SEELEY LAKE - Pyramid Mountain Lumber Resource Manager Gordy Sanders received the 2022 William Schlich Memorial Award for his 46 years of outstanding work that influenced local, state and national forestry policy. Sanders is one of only 39 recipients of the award in 88 years. 

The first two recipients of this award included the 32nd President of the United States Franklin D. Roosevelt in 1935 and Gifford Pinchot, the first head of the United States Forest Service, in 1940. 

"When you look into the criteria for the award and look at who received it previously, it's amazing," Sanders said. 

The award is given out every two years by the Society of American Foresters and recognizes broad and outstanding contributions to the field of forestry, with an emphasis on, but not limited to, policy and national or international activities. 

The award is in memory of Sir William Schlich, a 19th-century English forester and the founder of the School of Forestry at Oxford University in 1905. 

Sanders said he did not apply for the award. Instead his forestry colleagues nominated him.

Scott Kuehn, the resource forester for Pyramid Mountain Lumber, said he's nominated Sanders for several years, alternating between the Gifford Pinchot metal and the William Schlich Memorial Award. 

"He has his fingers all the way up the chain," Kuehn said. "He just makes sure that we have active forest management now and in the future." 

For the award, Kuehn submitted a biosketch of Sander's work in forestry, highlighting his college work and career in forestry afterward. 

Sanders received his bachelor's in Forest and Range Management from the University of Minnesota in 1971. From 1972 to 1993, Sanders worked as the Procurement Manager, District Land Manager and Forester for Champion International, all while obtaining his master's in Forest and Range Management from Washington State University in 1986. 

After Champion was sold in 1993, he worked for Plum Creek Timber Company where he served as Senior Forester and Manager of Log Planning and Procurement. Since 1996, Sander has been the Resource Manager for Pyramid Mountain Lumber, where Kuehn said he's left an "indelible mark in numerous ways." 

In the biosketch, Kuehn provides examples of Sander's accomplishments. One example of Sander's work was in the early 1980s when he pursued strategies and implementation of heli-torch burning on complex burns.

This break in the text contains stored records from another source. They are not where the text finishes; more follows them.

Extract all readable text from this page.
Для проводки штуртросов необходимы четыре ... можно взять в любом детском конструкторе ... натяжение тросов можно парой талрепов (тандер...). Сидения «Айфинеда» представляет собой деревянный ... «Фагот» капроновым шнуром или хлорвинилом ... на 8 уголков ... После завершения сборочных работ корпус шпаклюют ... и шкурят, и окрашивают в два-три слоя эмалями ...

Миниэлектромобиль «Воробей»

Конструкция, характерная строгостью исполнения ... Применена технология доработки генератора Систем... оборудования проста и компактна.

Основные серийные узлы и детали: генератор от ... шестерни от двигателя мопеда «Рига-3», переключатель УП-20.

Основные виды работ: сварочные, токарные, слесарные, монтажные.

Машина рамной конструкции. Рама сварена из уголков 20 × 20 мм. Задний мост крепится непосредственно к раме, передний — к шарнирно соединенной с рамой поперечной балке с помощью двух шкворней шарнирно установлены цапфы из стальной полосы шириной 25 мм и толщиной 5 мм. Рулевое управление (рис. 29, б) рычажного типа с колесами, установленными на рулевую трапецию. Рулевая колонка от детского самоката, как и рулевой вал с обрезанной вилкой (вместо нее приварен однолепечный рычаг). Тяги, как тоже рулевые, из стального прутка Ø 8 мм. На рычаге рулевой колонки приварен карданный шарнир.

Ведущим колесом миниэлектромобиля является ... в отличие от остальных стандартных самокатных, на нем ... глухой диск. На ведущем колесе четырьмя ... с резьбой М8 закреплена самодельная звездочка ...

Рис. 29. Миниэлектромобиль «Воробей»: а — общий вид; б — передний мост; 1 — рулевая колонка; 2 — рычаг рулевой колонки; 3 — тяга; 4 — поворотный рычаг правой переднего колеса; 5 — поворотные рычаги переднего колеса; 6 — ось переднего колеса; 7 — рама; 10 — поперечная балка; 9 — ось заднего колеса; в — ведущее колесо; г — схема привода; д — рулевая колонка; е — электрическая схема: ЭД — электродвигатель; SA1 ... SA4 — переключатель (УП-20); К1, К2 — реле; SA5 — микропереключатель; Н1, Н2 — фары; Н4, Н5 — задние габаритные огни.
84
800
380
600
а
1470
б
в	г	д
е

His professional action and approach developed into a presentation he gave at the National Wildfire Coordination Group Interagency, which provides national leadership to wildland fire operations among federal, state, local, tribal and territorial partners. 

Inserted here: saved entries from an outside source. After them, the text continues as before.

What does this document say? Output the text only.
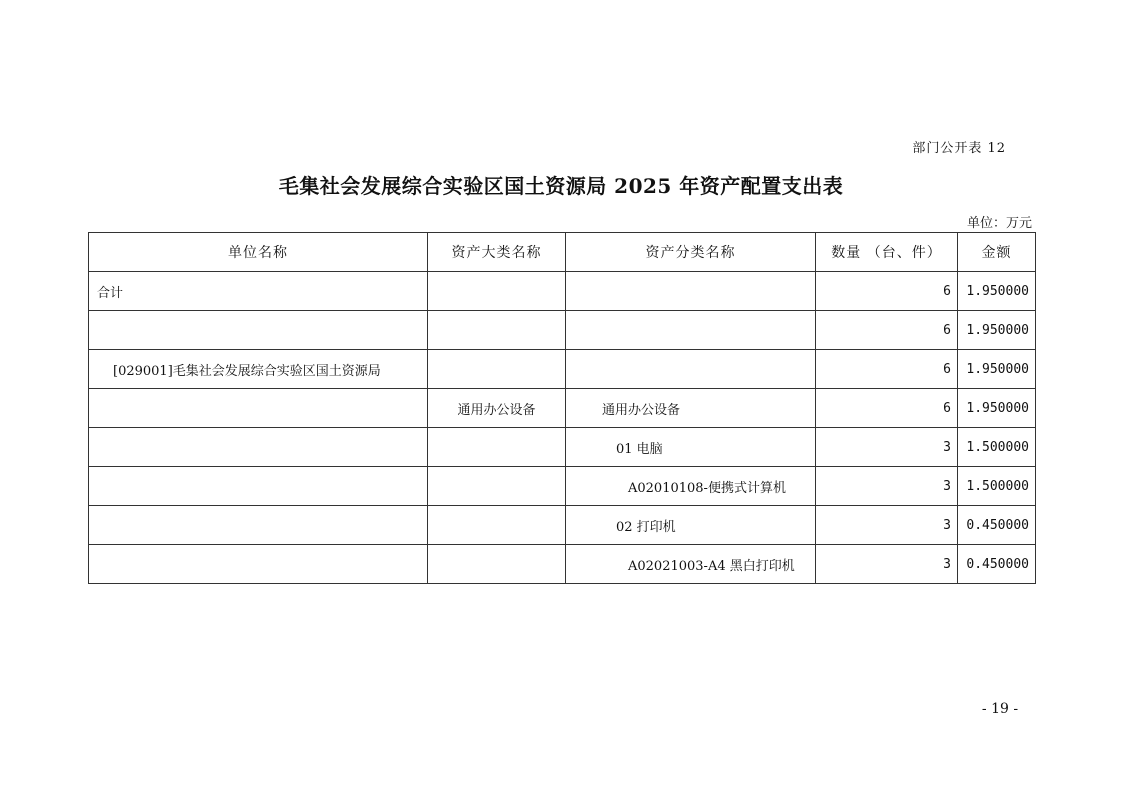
部门公开表 12
毛集社会发展综合实验区国土资源局 2025 年资产配置支出表
单位：万元
单位名称	资产大类名称	资产分类名称	数量 （台、件）	金额
合计			6	1.950000
			6	1.950000
[029001]毛集社会发展综合实验区国土资源局			6	1.950000
	通用办公设备	通用办公设备	6	1.950000
		01 电脑	3	1.500000
		A02010108-便携式计算机	3	1.500000
		02 打印机	3	0.450000
		A02021003-A4 黑白打印机	3	0.450000
- 19 -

Kuehn said Sander's also recognized the importance of educating private landowners on forest management, harvest practices and ecological sustainability. 

"He was instrumental in working collaboratively with various interests from Industry, Logging community, Forest Service, State of Montana, Department of Environmental Quality, EPA, and Environmental Community and developed Montana's Voluntary Forestry Best Management Practices (BMP) in 1987," Kuehn wrote in the biosketch. 

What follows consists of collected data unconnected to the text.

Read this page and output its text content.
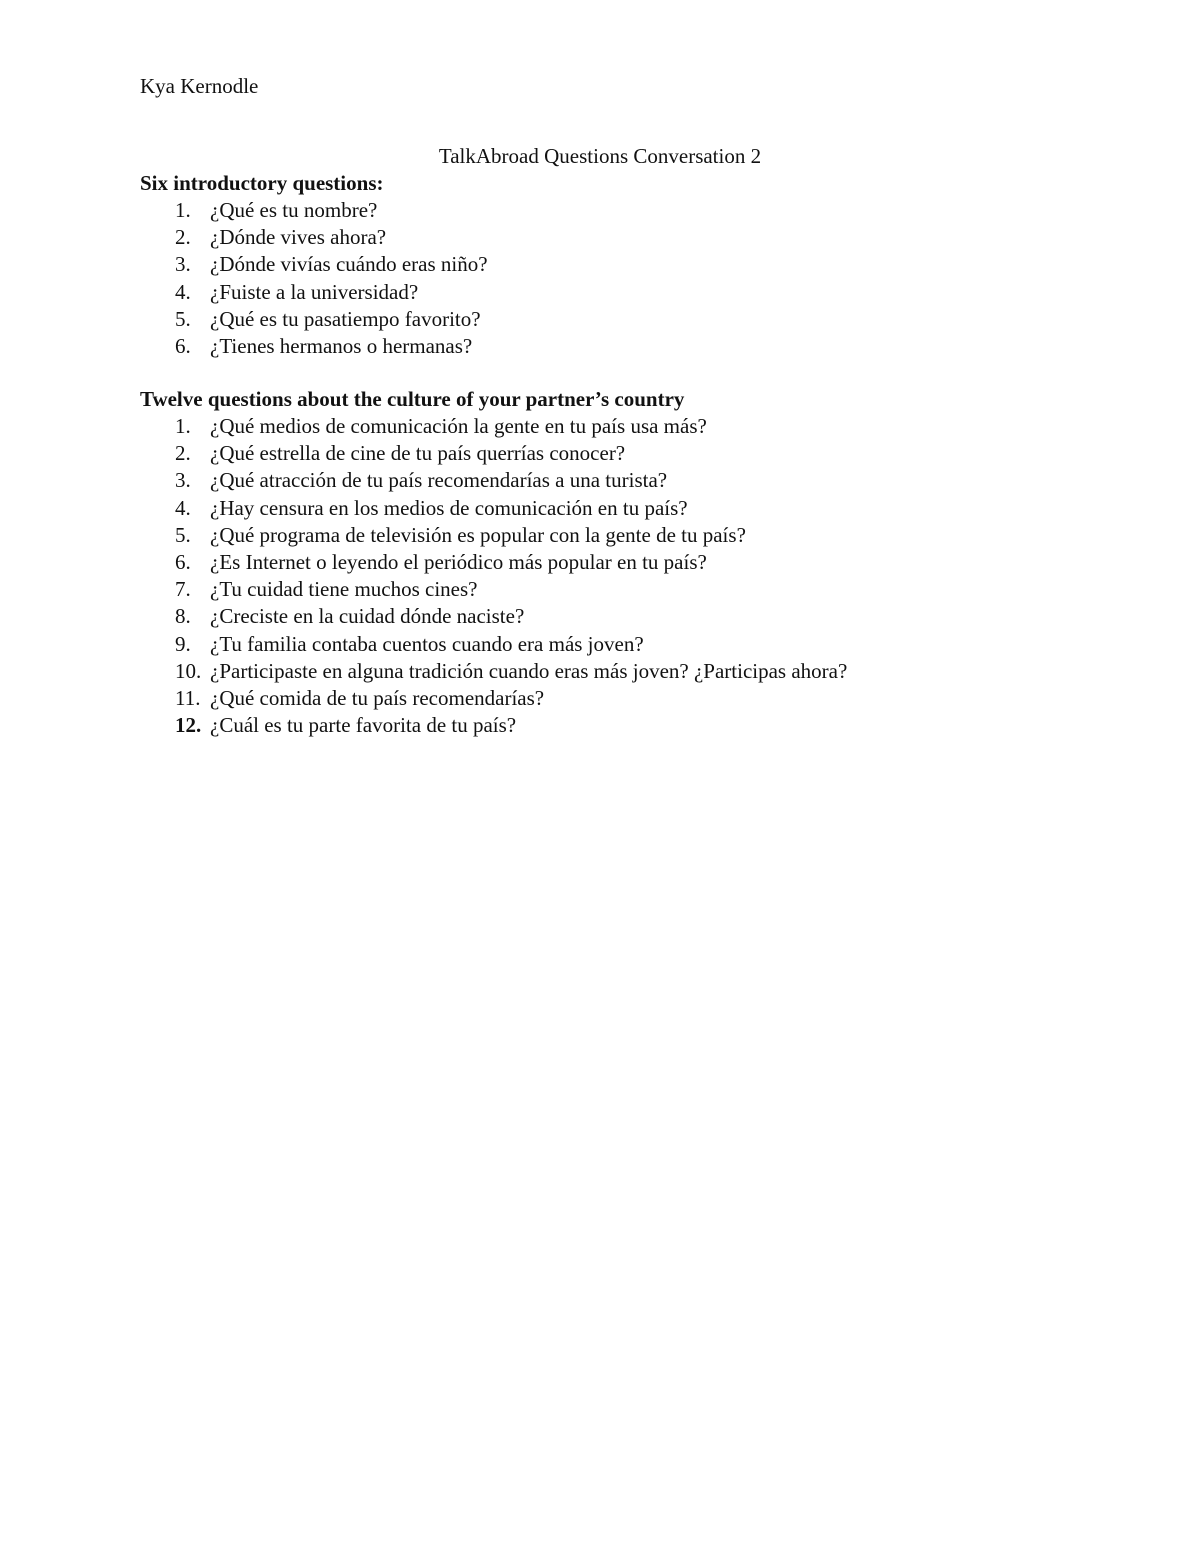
Kya Kernodle
TalkAbroad Questions Conversation 2
Six introductory questions:
1. ¿Qué es tu nombre?
2. ¿Dónde vives ahora?
3. ¿Dónde vivías cuándo eras niño?
4. ¿Fuiste a la universidad?
5. ¿Qué es tu pasatiempo favorito?
6. ¿Tienes hermanos o hermanas?
Twelve questions about the culture of your partner’s country
1. ¿Qué medios de comunicación la gente en tu país usa más?
2. ¿Qué estrella de cine de tu país querrías conocer?
3. ¿Qué atracción de tu país recomendarías a una turista?
4. ¿Hay censura en los medios de comunicación en tu país?
5. ¿Qué programa de televisión es popular con la gente de tu país?
6. ¿Es Internet o leyendo el periódico más popular en tu país?
7. ¿Tu cuidad tiene muchos cines?
8. ¿Creciste en la cuidad dónde naciste?
9. ¿Tu familia contaba cuentos cuando era más joven?
10. ¿Participaste en alguna tradición cuando eras más joven? ¿Participas ahora?
11. ¿Qué comida de tu país recomendarías?
12. ¿Cuál es tu parte favorita de tu país?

Another accomplishment Kuehn noted was Sander's co-authoring House Joint Resolution 49, which directed the Montana Environmental Quality Council to study the effectiveness of Montana's Voluntary Forestry Best Management Practices. 

Sanders said he's honored to receive the award and a little surprised he received it. 

"I think it's important for folks to realize that when an award of any recognition is given, no one is really pursuing that recognition," Sanders said. "They're just doing what they do, because it's the right thing to do."